第四百九十一章 苦点好,苦的醒酒。


    没有人来。

    楼下还在肆意喧闹。

    划拳声、笑声、碰杯声混成一片,没有一个人听到他的吼叫。

    “不用喊了,”

    “楼下的人现在都在喝酒,没有人会听到你的声音,就算听到了,也没有人会上来。”

    阿虎的泪珠子几乎要从眼框里挤出来。

    他张着嘴,喉咙里发出一种介于怒吼和哀嚎之间的声音。

    “为什么要害我?”

    “我待你不薄!你是我表弟!我亲表弟!我们从小一起长大的!你小时候被人欺负是我替你出头!你第一次进派出所是我去捞的你!你现在背叛我?”

    “你为了这个学生在背叛我?”

    “一个穷学生能给你什么?”

    “为什么?”

    阿虎十分的不理解,他只知道打打杀杀的脑子平常甚至不处理帮派事务。

    他没有去了解过这段时间陈宗翰都干了什么。

    甚至想了好几分钟才想起他的名字。

    阿昆沉默了很长时间。

    煤油灯的火苗晃了一下,他脸上的表情在明暗之间来回变化。

    “表哥,我没有背叛黑虎帮。”

    “是你背叛了帮会。背叛了当初那个在巷子里宁死不跪的阿虎。背叛了跪在那个大佬面前说要用一辈子报答恩情的阿虎。”

    “现在的你,我不认识。”

    “放你妈的屁!”

    阿虎拼命挣扎,身上的麻绳被绷得吱吱作响。

    他手臂上的肌肉一块接一块鼓起,青筋在皮肤底下一棱一棱地暴起。

    那把绑着他的实木椅子被晃得在地上刮出刺耳的嘎吱声。

    这种专门针对真气的药劲还没过,他的力气提不上来,挣扎了半天也只是让椅子在原地转了小半圈。

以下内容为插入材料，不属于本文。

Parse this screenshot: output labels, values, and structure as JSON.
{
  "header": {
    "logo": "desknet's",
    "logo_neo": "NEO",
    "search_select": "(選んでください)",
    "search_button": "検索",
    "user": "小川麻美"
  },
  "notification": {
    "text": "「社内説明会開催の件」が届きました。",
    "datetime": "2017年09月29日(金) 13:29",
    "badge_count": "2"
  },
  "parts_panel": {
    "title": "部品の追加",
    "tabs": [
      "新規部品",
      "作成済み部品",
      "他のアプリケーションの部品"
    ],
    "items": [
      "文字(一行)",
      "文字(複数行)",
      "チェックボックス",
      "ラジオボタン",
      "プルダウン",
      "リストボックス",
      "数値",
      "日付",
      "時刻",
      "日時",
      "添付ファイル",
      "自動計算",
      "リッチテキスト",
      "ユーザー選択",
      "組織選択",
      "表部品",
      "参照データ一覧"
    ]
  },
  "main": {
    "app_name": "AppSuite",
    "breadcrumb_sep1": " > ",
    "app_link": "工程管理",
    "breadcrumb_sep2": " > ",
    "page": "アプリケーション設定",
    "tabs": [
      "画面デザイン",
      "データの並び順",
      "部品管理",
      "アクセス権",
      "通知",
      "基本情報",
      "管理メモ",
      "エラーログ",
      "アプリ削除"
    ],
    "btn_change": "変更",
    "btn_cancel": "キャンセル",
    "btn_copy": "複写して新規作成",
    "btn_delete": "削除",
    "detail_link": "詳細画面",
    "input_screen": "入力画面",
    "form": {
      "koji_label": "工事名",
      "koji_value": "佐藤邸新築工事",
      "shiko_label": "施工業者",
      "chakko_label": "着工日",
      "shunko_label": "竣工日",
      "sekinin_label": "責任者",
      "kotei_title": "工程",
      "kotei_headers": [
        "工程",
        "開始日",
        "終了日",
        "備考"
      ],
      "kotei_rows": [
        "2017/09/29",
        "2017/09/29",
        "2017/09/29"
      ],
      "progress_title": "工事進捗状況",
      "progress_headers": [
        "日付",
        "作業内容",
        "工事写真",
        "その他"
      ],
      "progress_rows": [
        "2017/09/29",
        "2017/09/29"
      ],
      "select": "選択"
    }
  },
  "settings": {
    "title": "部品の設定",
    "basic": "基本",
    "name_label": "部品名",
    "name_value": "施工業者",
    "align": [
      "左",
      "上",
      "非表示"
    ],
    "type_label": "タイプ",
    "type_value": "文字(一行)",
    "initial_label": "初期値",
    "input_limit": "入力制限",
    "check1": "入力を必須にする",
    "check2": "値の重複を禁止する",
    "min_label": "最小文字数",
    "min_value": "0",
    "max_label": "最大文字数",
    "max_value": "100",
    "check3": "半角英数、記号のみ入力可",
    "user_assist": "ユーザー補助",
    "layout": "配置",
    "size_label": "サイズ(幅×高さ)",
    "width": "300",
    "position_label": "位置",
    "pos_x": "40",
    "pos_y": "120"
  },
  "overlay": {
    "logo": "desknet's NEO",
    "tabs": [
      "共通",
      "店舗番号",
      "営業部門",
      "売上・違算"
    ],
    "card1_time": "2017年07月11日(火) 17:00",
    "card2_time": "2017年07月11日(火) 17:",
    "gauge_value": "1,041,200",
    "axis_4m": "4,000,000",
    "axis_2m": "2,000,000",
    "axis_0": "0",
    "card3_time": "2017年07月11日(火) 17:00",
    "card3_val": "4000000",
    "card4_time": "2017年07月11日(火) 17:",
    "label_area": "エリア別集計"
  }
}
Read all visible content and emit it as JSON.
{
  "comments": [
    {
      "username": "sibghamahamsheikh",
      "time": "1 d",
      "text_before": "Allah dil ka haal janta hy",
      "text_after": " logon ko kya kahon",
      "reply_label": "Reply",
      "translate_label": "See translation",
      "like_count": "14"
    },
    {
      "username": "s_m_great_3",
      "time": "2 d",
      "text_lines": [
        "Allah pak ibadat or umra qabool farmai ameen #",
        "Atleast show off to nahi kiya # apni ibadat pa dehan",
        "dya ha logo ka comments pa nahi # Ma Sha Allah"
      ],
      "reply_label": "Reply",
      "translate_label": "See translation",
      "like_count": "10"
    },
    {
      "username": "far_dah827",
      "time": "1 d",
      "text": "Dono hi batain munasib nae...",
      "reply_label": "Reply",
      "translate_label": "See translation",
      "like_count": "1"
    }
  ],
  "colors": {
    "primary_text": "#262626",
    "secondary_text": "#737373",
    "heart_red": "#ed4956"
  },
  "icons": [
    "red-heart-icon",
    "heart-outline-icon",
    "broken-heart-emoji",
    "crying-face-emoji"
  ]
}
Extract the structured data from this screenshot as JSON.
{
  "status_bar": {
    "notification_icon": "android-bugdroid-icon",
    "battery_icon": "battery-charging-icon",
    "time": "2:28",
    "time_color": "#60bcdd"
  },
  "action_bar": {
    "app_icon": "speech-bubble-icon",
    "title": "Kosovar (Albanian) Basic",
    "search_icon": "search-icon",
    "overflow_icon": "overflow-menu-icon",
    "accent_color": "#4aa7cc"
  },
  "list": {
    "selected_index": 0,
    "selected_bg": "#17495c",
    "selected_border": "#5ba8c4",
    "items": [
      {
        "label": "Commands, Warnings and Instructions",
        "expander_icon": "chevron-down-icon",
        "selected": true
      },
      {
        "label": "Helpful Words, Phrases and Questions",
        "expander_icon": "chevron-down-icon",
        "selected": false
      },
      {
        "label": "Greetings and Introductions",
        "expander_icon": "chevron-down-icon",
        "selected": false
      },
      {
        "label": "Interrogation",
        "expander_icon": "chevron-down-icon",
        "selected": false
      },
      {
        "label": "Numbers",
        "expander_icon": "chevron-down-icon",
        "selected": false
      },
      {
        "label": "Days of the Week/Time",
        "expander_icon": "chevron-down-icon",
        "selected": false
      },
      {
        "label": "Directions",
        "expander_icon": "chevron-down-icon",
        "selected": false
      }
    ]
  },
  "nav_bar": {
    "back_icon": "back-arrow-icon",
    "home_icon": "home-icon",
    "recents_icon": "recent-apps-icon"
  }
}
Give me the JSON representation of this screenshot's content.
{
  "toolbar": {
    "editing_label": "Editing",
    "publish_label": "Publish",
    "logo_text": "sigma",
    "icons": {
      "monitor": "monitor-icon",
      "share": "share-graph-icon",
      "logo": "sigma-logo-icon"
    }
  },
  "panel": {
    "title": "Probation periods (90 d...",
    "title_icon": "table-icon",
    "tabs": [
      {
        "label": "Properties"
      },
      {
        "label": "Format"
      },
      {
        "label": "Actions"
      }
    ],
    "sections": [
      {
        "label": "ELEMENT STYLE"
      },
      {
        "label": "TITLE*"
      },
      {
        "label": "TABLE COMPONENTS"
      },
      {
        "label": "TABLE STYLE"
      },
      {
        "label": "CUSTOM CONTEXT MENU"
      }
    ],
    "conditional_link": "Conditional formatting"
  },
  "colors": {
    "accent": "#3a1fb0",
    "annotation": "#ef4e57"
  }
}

    “放开我!有种跟我单挑!学生仔!你这个只会躲在阿昆后面的孬种!”

    “你敢不敢跟我单挑?你敢不敢把我放开,我让你一只手!”

    陈宗翰没有说话,只是静静看着他。

    煤油灯的火苗在他镜片上映出两个极小的光点。

    浑身上下散发着一种让人脊背发凉的平静。

    “你知道我为什么坐在这里吗?”

    陈宗翰的声音很轻,轻到阿虎需要屏住呼吸才能听清。

    “明明三个月前,你在西门町还把我按在电线杆上打。”

    他站起来,走到阿虎面前,把自己额前那缕碎发撩起来。

    他额头上的那道被铁锈电线杆磕出来的口子已经结了痂,只留下一小片淡粉色的嫩肉。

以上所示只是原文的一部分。